Elevated levels of LDH also demonstrated as a negative prognostic factor, which may be associated with large tumor burden, tumor extension and high risk of metastasis [18][20]. Serum LDH levels twice normal levels are rarely seen in loco-regional disease but are commonly observed in NPC patients with liver metastasis or multiple organ metastases. Studies have found that NPC patients with elevated baseline LDH levels were more likely to develop liver metastasis after treatment. In the study of Jin et al. [20], elevated LDH levels were reported in over 55.0% of patients with metastatic NPC, the relative risk to die increased with LDH>245 IU/L by the factor 1.8. In our study, the 3-year OS rate of patients with normal level of LDH was about 47.7%, significantly higher those with elevated LDH levels with a 3-year OS rate of 13.7%. More than 60% of patients with liver metastasis had elevated levels of LDH. Furthermore, elevated LDH was also associated with poor response of metastatic lesions to chemotherapy. Pretreatment serum level of LDH may be a potential predictor.

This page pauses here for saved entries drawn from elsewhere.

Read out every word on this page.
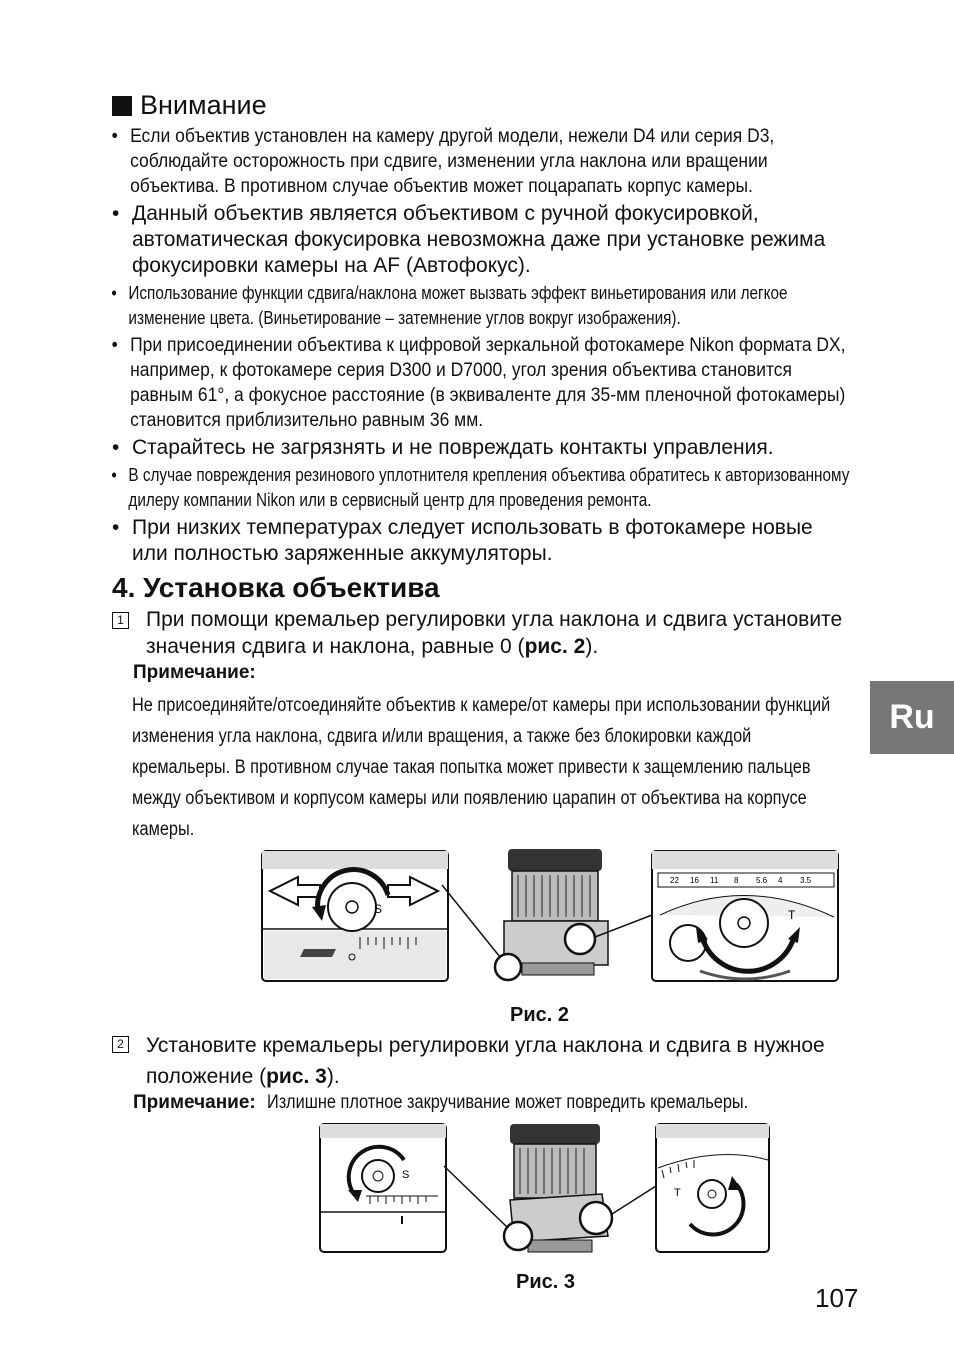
Внимание
• Если объектив установлен на камеру другой модели, нежели D4 или серия D3, соблюдайте осторожность при сдвиге, изменении угла наклона или вращении объектива. В противном случае объектив может поцарапать корпус камеры.
• Данный объектив является объективом с ручной фокусировкой, автоматическая фокусировка невозможна даже при установке режима фокусировки камеры на AF (Автофокус).
• Использование функции сдвига/наклона может вызвать эффект виньетирования или легкое изменение цвета. (Виньетирование – затемнение углов вокруг изображения).
• При присоединении объектива к цифровой зеркальной фотокамере Nikon формата DX, например, к фотокамере серия D300 и D7000, угол зрения объектива становится равным 61°, а фокусное расстояние (в эквиваленте для 35-мм пленочной фотокамеры) становится приблизительно равным 36 мм.
• Старайтесь не загрязнять и не повреждать контакты управления.
• В случае повреждения резинового уплотнителя крепления объектива обратитесь к авторизованному дилеру компании Nikon или в сервисный центр для проведения ремонта.
• При низких температурах следует использовать в фотокамере новые или полностью заряженные аккумуляторы.
4. Установка объектива
1 При помощи кремальер регулировки угла наклона и сдвига установите значения сдвига и наклона, равные 0 (рис. 2).
Примечание:
Не присоединяйте/отсоединяйте объектив к камере/от камеры при использовании функций изменения угла наклона, сдвига и/или вращения, а также без блокировки каждой кремальеры. В противном случае такая попытка может привести к защемлению пальцев между объективом и корпусом камеры или появлению царапин от объектива на корпусе камеры.
S
22 16 11 8 5.6 4 3.5
T
Рис. 2
2 Установите кремальеры регулировки угла наклона и сдвига в нужное положение (рис. 3).
Примечание: Излишне плотное закручивание может повредить кремальеры.
S
T
Рис. 3
Ru
107
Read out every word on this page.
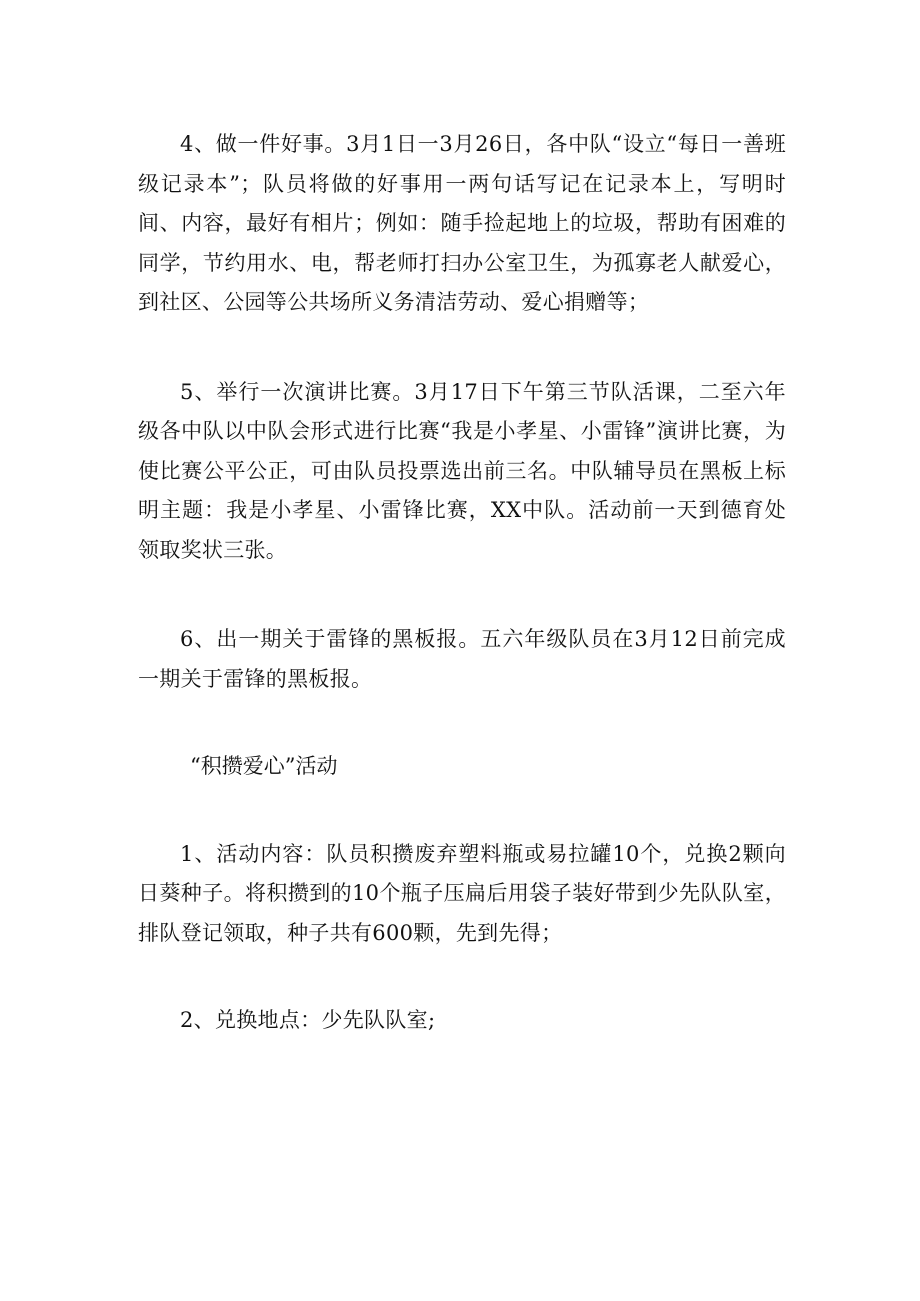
4、做一件好事。3月1日一3月26日，各中队“设立“每日一善班级记录本”；队员将做的好事用一两句话写记在记录本上，写明时间、内容，最好有相片；例如：随手捡起地上的垃圾，帮助有困难的同学，节约用水、电，帮老师打扫办公室卫生，为孤寡老人献爱心，到社区、公园等公共场所义务清洁劳动、爱心捐赠等；

5、举行一次演讲比赛。3月17日下午第三节队活课，二至六年级各中队以中队会形式进行比赛“我是小孝星、小雷锋”演讲比赛，为使比赛公平公正，可由队员投票选出前三名。中队辅导员在黑板上标明主题：我是小孝星、小雷锋比赛，XX中队。活动前一天到德育处领取奖状三张。

6、出一期关于雷锋的黑板报。五六年级队员在3月12日前完成一期关于雷锋的黑板报。

“积攒爱心”活动

1、活动内容：队员积攒废弃塑料瓶或易拉罐10个，兑换2颗向日葵种子。将积攒到的10个瓶子压扁后用袋子装好带到少先队队室，排队登记领取，种子共有600颗，先到先得；

2、兑换地点：少先队队室;
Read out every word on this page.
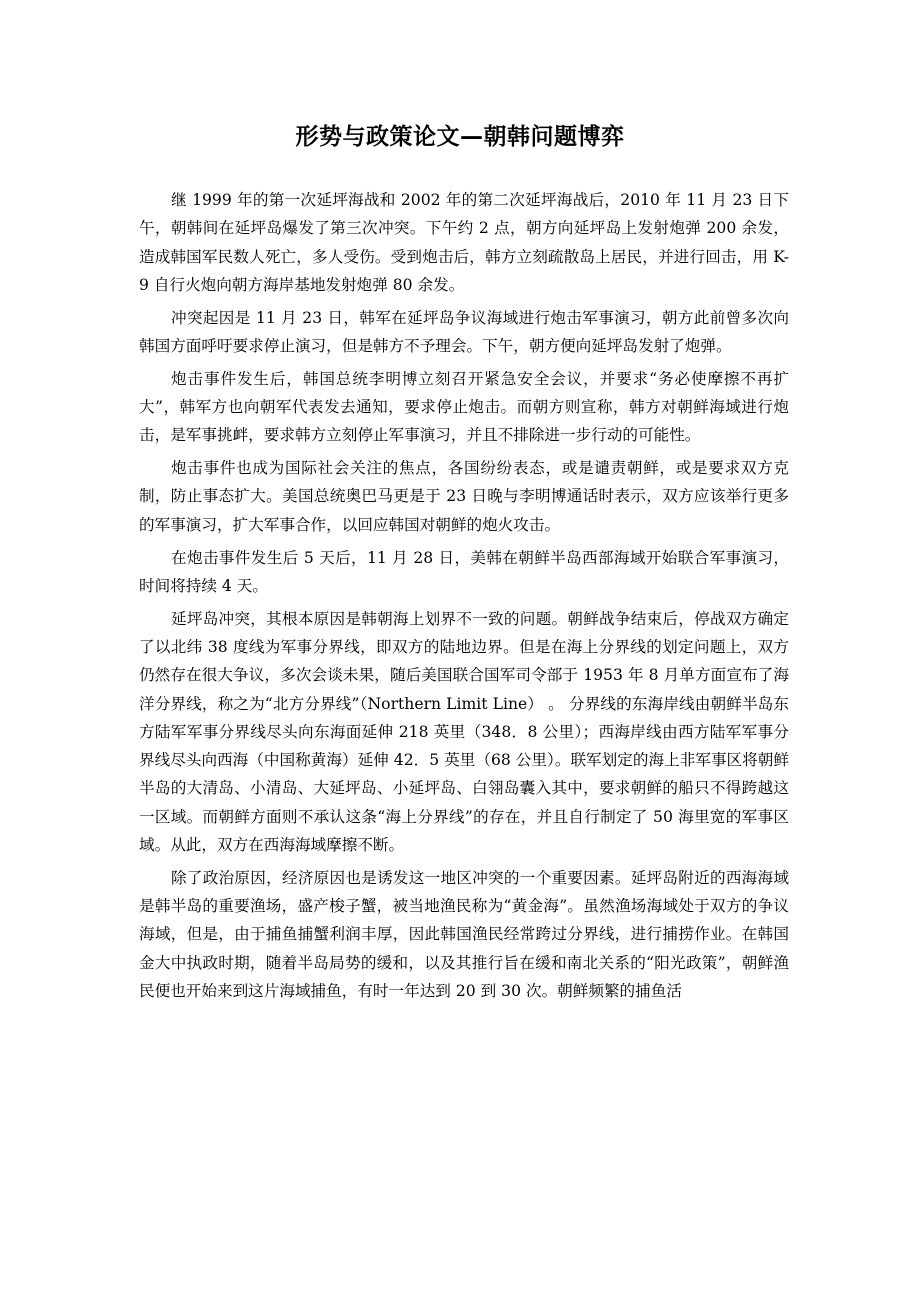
形势与政策论文—朝韩问题博弈

继 1999 年的第一次延坪海战和 2002 年的第二次延坪海战后，2010 年 11 月 23 日下午，朝韩间在延坪岛爆发了第三次冲突。下午约 2 点，朝方向延坪岛上发射炮弹 200 余发，造成韩国军民数人死亡，多人受伤。受到炮击后，韩方立刻疏散岛上居民，并进行回击，用 K-9 自行火炮向朝方海岸基地发射炮弹 80 余发。

冲突起因是 11 月 23 日，韩军在延坪岛争议海域进行炮击军事演习，朝方此前曾多次向韩国方面呼吁要求停止演习，但是韩方不予理会。下午，朝方便向延坪岛发射了炮弹。

炮击事件发生后，韩国总统李明博立刻召开紧急安全会议，并要求“务必使摩擦不再扩大”，韩军方也向朝军代表发去通知，要求停止炮击。而朝方则宣称，韩方对朝鲜海域进行炮击，是军事挑衅，要求韩方立刻停止军事演习，并且不排除进一步行动的可能性。

炮击事件也成为国际社会关注的焦点，各国纷纷表态，或是谴责朝鲜，或是要求双方克制，防止事态扩大。美国总统奥巴马更是于 23 日晚与李明博通话时表示，双方应该举行更多的军事演习，扩大军事合作，以回应韩国对朝鲜的炮火攻击。

在炮击事件发生后 5 天后，11 月 28 日，美韩在朝鲜半岛西部海域开始联合军事演习，时间将持续 4 天。

延坪岛冲突，其根本原因是韩朝海上划界不一致的问题。朝鲜战争结束后，停战双方确定了以北纬 38 度线为军事分界线，即双方的陆地边界。但是在海上分界线的划定问题上，双方仍然存在很大争议，多次会谈未果，随后美国联合国军司令部于 1953 年 8 月单方面宣布了海洋分界线，称之为“北方分界线”（Northern Limit Line） 。 分界线的东海岸线由朝鲜半岛东方陆军军事分界线尽头向东海面延伸 218 英里（348．8 公里）；西海岸线由西方陆军军事分界线尽头向西海（中国称黄海）延伸 42．5 英里（68 公里）。联军划定的海上非军事区将朝鲜半岛的大清岛、小清岛、大延坪岛、小延坪岛、白翎岛囊入其中，要求朝鲜的船只不得跨越这一区域。而朝鲜方面则不承认这条“海上分界线”的存在，并且自行制定了 50 海里宽的军事区域。从此，双方在西海海域摩擦不断。

除了政治原因，经济原因也是诱发这一地区冲突的一个重要因素。延坪岛附近的西海海域是韩半岛的重要渔场，盛产梭子蟹，被当地渔民称为“黄金海”。虽然渔场海域处于双方的争议海域，但是，由于捕鱼捕蟹利润丰厚，因此韩国渔民经常跨过分界线，进行捕捞作业。在韩国金大中执政时期，随着半岛局势的缓和，以及其推行旨在缓和南北关系的“阳光政策”，朝鲜渔民便也开始来到这片海域捕鱼，有时一年达到 20 到 30 次。朝鲜频繁的捕鱼活
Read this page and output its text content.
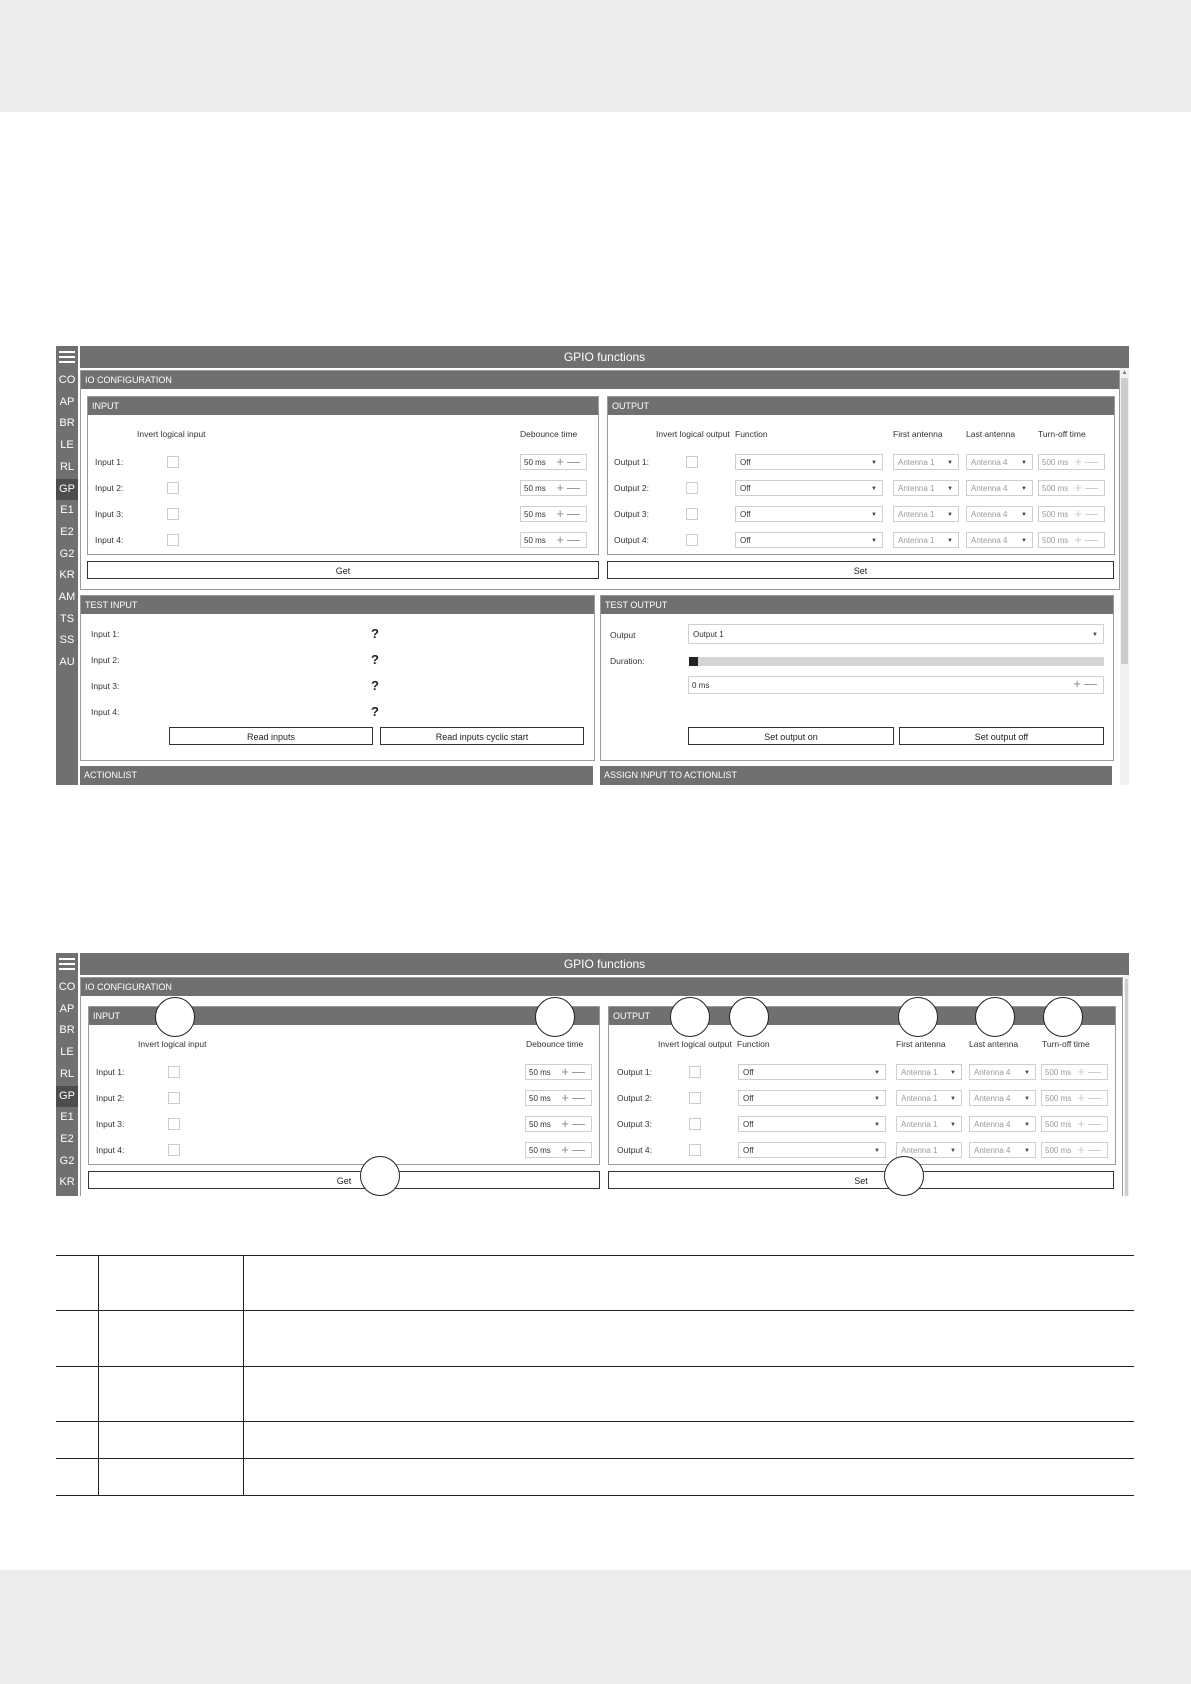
CO
AP
BR
LE
RL
GP
E1
E2
G2
KR
AM
TS
SS
AU
GPIO functions
▲
IO CONFIGURATION
INPUT
Invert logical input	Debounce time
Input 1:	50 ms +—
Input 2:	50 ms +—
Input 3:	50 ms +—
Input 4:	50 ms +—
OUTPUT
Invert logical output Function	First antenna	Last antenna	Turn-off time
Output 1:	Off	▼	Antenna 1 ▼	Antenna 4 ▼	500 ms +—
Output 2:	Off	▼	Antenna 1 ▼	Antenna 4 ▼	500 ms +—
Output 3:	Off	▼	Antenna 1 ▼	Antenna 4 ▼	500 ms +—
Output 4:	Off	▼	Antenna 1 ▼	Antenna 4 ▼	500 ms +—
Get	Set
TEST INPUT
Input 1:	?
Input 2:	?
Input 3:	?
Input 4:	?
Read inputs	Read inputs cyclic start
TEST OUTPUT
Output	Output 1	▼
Duration:
0 ms	+—
Set output on	Set output off
ACTIONLIST	ASSIGN INPUT TO ACTIONLIST
CO
AP
BR
LE
RL
GP
E1
E2
G2
KR
GPIO functions
IO CONFIGURATION
INPUT
Invert logical input	Debounce time
Input 1:	50 ms +—
Input 2:	50 ms +—
Input 3:	50 ms +—
Input 4:	50 ms +—
OUTPUT
Invert logical output Function	First antenna	Last antenna	Turn-off time
Output 1:	Off	▼	Antenna 1 ▼	Antenna 4 ▼	500 ms +—
Output 2:	Off	▼	Antenna 1 ▼	Antenna 4 ▼	500 ms +—
Output 3:	Off	▼	Antenna 1 ▼	Antenna 4 ▼	500 ms +—
Output 4:	Off	▼	Antenna 1 ▼	Antenna 4 ▼	500 ms +—
Get	Set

This retrospective analysis has several weaknesses. First, the circulating EBV DNA load has been demonstrated as an independent prognostic factor in disseminated NPC [21]. However, only small part of patients’ EBV DNA data was collected in our study, therefore we had excluded the factor to avoid the potential bias. Second, treatment modality has an impact on survival outcome in patients with disseminated NPC at initial diagnosis. Since the treatment modalities were selected according to the physician’s policy of practice in our study, it is inevitable to cause selection bias when we identify prognostic factors for patients with distant metastases at initial diagnosis.

Conclusion

In this study we identified some negative prognostic factors for patients with distant metastases at initial diagnosis which included poor performance status, elevated levels of LDH, liver metastasis and multiple metastases. We also found that chemotherapy alone, chemotherapy cycles<4 and poor response to chemotherapy were associated with poor OS. It can help to select the appropriate patient for more progressive treatment of a combination of chemotherapy and radiotherapy. Long-term survival is possible for patients with less negative prognostic factors. Prospective randomized studies are needed to optimize treatment strategy.

Funding Statement

The authors have no support or funding to report.